Will Cookson wonders whether he is ministering in Babylon.
Alas, alas, the great city,
Babylon, the mighty city!
For in one hour your judgment has come.
What a mess. The world financial markets are in a near state of collapse and protestors camp out on streets around the world. In London, the story of the St Paul's camp is well documented. Initial plans were to occupy the London Stock Exchange (hence the protestors' hashtag on twitter is #olsx), but the demonstrators end up on the cathedral's steps.
The mighty doors are closed for a period and the resignations follow of Canon Giles Fraser and the Dean, Graeme Knowles. The Church of England becomes a laughing stock, with political commentator Guido Fawkes tweeting: 'So #OccupyLSX score so far: Evil Capitalist Bankers Defeated – Nil, Wishy Washy Anglicans Resigned 2.'
As a drama, Downton Abbey author Julian Fellowes couldn't have done better.
But what has all this to do with fresh expressions? Well, I want to suggest that all of us – whether in a cathedral, inherited church or fresh expression of church like mine – can simply try too hard to get things right while in the eye of the storm. That can leave us in a terrible mess, just as it did for St Paul's.

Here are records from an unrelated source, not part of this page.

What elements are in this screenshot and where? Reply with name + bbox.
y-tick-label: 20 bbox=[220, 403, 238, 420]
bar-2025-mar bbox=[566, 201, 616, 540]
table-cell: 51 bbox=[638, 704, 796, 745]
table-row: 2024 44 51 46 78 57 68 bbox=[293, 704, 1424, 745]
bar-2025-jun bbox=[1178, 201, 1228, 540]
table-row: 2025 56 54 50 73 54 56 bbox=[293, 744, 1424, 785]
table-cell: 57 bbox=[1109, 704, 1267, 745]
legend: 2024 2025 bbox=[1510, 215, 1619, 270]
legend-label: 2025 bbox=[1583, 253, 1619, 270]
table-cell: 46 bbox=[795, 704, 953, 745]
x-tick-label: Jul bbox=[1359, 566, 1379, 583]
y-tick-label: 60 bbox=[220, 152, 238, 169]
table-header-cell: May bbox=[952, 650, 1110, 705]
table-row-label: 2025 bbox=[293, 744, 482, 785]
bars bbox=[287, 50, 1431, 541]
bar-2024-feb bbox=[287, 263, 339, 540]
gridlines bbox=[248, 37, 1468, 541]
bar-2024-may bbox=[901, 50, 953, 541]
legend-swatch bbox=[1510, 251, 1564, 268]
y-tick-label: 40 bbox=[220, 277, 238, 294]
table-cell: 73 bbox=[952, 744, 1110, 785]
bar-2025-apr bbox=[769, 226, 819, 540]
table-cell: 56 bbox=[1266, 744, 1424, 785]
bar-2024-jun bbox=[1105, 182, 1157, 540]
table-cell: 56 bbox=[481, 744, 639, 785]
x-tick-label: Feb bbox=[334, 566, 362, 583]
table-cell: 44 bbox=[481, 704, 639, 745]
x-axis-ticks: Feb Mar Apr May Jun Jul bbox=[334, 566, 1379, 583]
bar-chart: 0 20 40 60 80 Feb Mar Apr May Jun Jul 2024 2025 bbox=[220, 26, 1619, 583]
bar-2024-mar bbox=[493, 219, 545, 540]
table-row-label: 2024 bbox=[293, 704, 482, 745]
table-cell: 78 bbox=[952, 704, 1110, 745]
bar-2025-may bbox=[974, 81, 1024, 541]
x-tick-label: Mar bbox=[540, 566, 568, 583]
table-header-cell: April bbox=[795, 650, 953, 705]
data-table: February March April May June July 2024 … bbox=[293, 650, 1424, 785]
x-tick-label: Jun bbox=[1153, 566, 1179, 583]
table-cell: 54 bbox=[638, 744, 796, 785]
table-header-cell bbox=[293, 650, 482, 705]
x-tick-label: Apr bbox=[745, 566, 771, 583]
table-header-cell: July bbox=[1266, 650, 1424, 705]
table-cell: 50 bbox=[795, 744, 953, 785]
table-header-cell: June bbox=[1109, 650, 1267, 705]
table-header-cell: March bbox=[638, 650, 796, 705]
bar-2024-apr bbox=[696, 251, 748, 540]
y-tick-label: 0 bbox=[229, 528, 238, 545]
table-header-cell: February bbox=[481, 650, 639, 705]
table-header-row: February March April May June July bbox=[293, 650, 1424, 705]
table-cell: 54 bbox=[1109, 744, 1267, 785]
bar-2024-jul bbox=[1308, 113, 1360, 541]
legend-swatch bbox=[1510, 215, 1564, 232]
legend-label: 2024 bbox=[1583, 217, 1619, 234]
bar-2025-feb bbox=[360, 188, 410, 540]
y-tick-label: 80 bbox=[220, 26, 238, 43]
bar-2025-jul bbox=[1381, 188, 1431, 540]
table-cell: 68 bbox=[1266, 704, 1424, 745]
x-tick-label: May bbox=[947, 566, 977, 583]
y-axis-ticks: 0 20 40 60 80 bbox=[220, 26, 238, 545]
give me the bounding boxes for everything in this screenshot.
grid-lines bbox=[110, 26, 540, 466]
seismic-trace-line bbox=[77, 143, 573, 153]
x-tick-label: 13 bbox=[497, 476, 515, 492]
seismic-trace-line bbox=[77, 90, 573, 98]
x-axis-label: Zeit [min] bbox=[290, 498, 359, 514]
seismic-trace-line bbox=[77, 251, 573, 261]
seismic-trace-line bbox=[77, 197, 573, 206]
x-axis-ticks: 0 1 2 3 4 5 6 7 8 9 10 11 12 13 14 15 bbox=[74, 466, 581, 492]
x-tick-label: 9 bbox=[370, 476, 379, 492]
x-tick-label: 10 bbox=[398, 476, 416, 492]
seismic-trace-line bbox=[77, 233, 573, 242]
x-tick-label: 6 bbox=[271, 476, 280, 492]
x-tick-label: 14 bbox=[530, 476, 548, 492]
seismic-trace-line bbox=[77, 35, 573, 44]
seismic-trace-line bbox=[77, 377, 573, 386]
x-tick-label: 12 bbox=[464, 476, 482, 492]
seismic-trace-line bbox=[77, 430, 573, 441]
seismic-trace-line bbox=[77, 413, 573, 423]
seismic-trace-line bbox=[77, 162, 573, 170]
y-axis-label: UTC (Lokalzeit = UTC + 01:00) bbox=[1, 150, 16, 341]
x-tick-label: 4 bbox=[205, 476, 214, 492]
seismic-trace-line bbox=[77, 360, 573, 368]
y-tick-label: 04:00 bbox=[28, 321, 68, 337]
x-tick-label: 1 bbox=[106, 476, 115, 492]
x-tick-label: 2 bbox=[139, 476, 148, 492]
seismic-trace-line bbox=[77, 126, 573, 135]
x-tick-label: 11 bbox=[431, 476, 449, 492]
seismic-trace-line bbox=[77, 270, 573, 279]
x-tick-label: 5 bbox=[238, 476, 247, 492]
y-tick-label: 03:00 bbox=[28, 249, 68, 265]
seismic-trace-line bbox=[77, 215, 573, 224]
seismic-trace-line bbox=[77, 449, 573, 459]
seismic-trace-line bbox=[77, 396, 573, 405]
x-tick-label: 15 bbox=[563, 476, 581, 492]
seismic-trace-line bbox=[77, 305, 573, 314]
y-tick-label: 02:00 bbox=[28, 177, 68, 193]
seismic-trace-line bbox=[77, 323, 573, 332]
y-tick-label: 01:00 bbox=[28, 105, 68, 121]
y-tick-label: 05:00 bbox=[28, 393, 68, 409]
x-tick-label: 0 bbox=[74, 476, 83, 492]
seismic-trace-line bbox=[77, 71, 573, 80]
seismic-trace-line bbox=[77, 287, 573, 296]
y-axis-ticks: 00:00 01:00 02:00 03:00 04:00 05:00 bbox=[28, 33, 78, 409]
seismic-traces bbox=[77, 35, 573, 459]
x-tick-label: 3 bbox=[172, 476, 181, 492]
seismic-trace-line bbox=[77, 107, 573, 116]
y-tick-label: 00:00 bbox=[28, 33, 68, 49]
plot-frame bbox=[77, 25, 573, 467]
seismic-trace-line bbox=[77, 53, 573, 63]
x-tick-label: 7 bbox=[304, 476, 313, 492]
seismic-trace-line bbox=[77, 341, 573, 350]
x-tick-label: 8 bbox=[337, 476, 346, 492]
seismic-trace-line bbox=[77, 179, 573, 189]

When expectations are off the scale, it is all too easy to feel obliged to make a decision – any decision – to look bold and in command. That is when mistakes are made but, as Bishop Chartres said in a Radio 4 interview, 'Christians are very used to near-death experiences; they're also used to resurrections.'
What I think we are seeing now is something that many others find difficult to do, namely to bring people together who would not otherwise engage in dialogue or discussion. The church in London is becoming increasingly involved in talks between protestors and bankers and is playing a leading role in reflecting on the morality of the financial systems and markets.
Now I don't think this means that we dictate the solutions (and mostly when we do, they come out as naïve and just headline grabbing). However, what we are well placed to do is help them to search for common ground in order to hear and be heard. We believe in a triune God, a God who in his very being is relational. Therefore we must realise that everything is relational and everyone is called into relationship. At our best, we recognise that and allow space for all.
We got off to a bad start at St Paul's. Maybe, just maybe, we are starting to see what the church does best – namely to sit in the gap and start a real dialogue. When we do the same in our own communities then we can find beautiful examples of people from very different backgrounds sitting down together and listening to one another and learning from one another. They may even become friends.
We may, or may not, be in Babylon, but the reality is that we are still called to serve all those who come our way. Fewer decisions by us and more listening may reach deeper into our communities than we can ever imagine.